Results of a retrospective study including a series of post-radical prostatectomy patients with pathology-proven high-risk characteristics provide further insight into the use of testosterone replacement therapy in men with a history of prostate cancer.

Houston-Results of a retrospective study including a series of post-radical prostatectomy patients with pathology-proven high risk characteristics provide further insight into the use of testosterone replacement therapy in men with a history of prostate cancer, say researchers from Baylor College of Medicine, Houston.

The study included 21 men (mean age, 65 years) who were identified in a retrospective chart review from among 133 patients who had a history of prostatectomy and were receiving TRT for hypogonadism. High-risk features were defined as Gleason score 8 or higher (eight patients), positive surgical margins (16 patients), or positive nodal status (one patient).

The mean interval between surgery and initiation of TRT was 515 days (range, 31 to 1863), and patients' mean PSA at the start of TRT was .003 ng/mL.

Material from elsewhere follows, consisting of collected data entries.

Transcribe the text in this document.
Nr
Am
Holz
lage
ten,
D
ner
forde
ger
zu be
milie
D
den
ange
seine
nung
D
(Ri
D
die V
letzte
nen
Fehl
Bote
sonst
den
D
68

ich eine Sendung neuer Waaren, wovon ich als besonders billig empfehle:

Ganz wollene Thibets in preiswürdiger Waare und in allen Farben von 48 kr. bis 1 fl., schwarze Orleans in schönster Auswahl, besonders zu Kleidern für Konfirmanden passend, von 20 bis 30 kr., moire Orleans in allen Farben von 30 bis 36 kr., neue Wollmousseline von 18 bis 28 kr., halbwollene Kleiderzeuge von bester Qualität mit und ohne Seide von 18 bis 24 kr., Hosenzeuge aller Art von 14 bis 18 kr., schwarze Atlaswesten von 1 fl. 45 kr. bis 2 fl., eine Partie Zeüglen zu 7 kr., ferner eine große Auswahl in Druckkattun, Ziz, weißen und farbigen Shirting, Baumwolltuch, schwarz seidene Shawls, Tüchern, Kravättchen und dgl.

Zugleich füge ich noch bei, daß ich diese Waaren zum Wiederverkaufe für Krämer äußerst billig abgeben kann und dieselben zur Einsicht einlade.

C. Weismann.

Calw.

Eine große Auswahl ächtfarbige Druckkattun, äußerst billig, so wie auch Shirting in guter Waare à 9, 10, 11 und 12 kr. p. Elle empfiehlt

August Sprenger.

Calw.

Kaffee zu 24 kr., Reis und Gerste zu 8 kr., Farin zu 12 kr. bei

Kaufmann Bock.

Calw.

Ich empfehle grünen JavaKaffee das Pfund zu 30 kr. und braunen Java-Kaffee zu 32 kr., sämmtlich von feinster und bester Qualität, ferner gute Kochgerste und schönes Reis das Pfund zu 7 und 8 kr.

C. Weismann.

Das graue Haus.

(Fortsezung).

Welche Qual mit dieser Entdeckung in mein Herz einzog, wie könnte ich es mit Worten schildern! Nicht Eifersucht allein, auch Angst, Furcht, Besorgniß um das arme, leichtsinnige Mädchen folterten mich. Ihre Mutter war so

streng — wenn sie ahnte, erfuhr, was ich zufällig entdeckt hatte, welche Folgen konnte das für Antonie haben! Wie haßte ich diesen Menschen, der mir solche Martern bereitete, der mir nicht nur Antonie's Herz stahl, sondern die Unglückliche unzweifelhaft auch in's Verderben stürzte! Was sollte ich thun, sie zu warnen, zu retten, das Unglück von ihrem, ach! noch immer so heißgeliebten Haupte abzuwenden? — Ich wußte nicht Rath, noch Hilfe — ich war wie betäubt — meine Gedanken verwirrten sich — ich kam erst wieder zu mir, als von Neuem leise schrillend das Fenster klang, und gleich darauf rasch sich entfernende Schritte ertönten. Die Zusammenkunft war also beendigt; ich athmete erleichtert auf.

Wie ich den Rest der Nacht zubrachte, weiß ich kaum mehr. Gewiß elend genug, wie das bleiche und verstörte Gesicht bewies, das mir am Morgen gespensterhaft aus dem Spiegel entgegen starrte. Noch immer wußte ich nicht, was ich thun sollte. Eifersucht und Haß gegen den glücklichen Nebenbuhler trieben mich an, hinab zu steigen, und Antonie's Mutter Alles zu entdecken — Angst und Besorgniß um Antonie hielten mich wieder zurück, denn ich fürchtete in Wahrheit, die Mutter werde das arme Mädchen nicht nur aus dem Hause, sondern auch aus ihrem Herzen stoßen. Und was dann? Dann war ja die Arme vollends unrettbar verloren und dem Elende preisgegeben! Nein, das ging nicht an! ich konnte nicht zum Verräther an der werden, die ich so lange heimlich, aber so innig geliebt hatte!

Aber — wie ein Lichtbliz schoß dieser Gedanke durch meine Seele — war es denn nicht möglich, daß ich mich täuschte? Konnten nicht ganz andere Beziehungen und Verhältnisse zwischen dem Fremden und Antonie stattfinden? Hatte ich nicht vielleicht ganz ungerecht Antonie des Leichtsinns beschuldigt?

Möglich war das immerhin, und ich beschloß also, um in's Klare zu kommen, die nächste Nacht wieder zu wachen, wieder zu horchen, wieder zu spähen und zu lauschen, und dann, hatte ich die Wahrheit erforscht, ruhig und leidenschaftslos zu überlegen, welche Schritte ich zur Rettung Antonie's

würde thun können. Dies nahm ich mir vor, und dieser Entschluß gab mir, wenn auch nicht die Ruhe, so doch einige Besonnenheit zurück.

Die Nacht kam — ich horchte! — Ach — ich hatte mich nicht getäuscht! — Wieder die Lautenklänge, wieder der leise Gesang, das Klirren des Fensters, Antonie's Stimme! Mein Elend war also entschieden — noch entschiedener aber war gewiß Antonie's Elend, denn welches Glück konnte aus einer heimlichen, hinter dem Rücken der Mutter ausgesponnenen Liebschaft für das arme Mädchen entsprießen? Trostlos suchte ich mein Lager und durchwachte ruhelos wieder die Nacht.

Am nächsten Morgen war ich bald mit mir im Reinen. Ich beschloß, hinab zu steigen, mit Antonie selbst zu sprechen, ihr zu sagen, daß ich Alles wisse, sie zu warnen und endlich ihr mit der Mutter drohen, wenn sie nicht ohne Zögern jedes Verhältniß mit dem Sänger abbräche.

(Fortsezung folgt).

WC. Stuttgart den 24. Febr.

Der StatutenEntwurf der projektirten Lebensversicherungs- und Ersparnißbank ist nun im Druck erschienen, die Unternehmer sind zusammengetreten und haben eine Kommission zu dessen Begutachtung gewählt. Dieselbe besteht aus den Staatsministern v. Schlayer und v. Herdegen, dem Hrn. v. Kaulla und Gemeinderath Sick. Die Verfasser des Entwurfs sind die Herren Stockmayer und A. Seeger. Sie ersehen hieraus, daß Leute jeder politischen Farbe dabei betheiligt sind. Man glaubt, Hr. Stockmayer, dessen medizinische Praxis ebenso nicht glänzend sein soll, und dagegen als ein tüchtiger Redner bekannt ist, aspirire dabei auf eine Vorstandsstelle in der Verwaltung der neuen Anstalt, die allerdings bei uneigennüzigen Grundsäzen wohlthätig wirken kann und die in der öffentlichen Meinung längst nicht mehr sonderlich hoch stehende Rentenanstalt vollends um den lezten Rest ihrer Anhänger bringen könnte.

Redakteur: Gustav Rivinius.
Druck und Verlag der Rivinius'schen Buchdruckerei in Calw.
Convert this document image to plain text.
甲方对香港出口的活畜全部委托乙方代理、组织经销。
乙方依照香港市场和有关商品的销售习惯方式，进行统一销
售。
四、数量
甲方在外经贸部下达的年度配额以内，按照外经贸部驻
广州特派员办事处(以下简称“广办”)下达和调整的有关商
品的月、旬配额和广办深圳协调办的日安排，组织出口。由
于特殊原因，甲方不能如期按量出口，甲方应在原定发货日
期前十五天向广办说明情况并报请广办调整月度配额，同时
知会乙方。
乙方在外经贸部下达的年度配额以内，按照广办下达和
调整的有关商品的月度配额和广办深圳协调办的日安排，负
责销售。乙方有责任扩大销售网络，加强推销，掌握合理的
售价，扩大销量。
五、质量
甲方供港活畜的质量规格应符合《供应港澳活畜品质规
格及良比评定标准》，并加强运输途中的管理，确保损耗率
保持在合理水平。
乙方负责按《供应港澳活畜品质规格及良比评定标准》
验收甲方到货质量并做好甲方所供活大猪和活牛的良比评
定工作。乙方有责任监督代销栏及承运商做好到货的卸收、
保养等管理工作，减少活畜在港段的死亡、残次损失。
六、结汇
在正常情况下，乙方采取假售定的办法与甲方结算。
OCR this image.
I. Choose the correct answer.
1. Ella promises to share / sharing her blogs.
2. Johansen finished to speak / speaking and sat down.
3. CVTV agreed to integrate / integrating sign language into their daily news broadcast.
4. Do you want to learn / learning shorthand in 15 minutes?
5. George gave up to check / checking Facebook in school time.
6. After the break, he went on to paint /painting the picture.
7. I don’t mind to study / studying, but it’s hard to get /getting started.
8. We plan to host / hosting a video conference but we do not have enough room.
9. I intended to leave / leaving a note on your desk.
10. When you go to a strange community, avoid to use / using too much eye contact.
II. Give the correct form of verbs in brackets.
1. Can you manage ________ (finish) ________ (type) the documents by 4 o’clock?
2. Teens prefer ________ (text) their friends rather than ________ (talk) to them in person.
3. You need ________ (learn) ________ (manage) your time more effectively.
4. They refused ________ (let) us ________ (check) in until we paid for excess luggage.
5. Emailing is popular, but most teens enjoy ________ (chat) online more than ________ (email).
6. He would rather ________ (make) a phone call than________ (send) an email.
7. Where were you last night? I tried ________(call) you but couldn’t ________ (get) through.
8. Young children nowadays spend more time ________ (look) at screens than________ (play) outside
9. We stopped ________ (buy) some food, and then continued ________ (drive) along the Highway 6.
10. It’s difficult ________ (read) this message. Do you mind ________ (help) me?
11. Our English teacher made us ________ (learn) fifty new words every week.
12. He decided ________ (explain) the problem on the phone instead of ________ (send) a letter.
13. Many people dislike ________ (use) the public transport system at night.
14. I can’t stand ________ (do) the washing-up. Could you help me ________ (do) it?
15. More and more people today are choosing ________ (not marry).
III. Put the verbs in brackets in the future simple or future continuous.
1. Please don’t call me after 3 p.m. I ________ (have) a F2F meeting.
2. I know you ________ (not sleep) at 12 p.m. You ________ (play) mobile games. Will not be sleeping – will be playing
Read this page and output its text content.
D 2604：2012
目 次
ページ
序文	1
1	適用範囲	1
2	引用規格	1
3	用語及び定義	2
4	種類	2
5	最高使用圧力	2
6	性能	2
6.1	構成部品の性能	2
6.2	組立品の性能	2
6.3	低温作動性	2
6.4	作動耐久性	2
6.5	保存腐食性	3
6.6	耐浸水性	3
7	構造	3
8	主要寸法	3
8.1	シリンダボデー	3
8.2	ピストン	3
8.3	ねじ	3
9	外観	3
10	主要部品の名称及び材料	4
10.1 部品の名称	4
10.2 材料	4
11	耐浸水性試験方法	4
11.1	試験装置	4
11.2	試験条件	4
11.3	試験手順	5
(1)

"We believe our institution has collected data on the largest series of post-radical prostatectomy patients treated with TRT for hypogonadism and that we are reporting the first results from patients with high-risk features," Dr. Sathyamoorthy said. "Our findings are consistent with those of several published series examining post-radical prostatectomy patients who've received TRT.

"However, given their retrospective nature, these data may be considered for proof of concept only. Further randomized clinical trials are needed."

Controversy limits treatment's use

The use of TRT in men with a history of prostate cancer is controversial. Considering the androgen-dependent model of prostate cancer, which is based on the Nobel Prize-winning work of Huggins and Hodges, the FDA states that TRT is contraindicated in men with a history of prostate cancer. Consequently, most clinicians, including urologists, are unwilling to consider TRT in this population.

"However, this practice leaves a large population of men open to the long-term risks of hypogonadism, which include erectile dysfunction, osteoporosis, and possibly cardiovascular disease," noted Dr. Sathyamoorthy, who presented at the results at the 2010 AUA annual meeting in San Francisco.

The relevance of this issue is underscored by available epidemiologic data estimating that nearly 40% of American men older than age 45 are affected by hypogonadism, representing about 13.8 million individuals. Hypogonadism prevalence rises with age and increases by about 17% for each additional decade of life, and there is also evidence that the incidence of hypogonadism may be even higher among men with prostate cancer relative to the general population, Dr. Sathyamoorthy noted.

"A saturation model of the androgen receptor that indicates there is a limit for androgen stimulation of the prostate because of finite receptor binding capacity provides a basis for re-examining the role of TRT in men with a history of prostate cancer," he said.

At Baylor, TRT has been offered to this population since 2006, and recently, Baylor urologists launched the first FDA-approved randomized, prospective controlled study of TRT in patients with a history of prostate cancer. Patients are eligible for participation at 3 months post-prostatectomy. However, men with a Gleason score higher than 3+4 are excluded, said Dr. Khera, assistant professor of urology at Baylor.

Dr. Khera is a speaker for and receives research support from Auxilium Pharmaceuticals.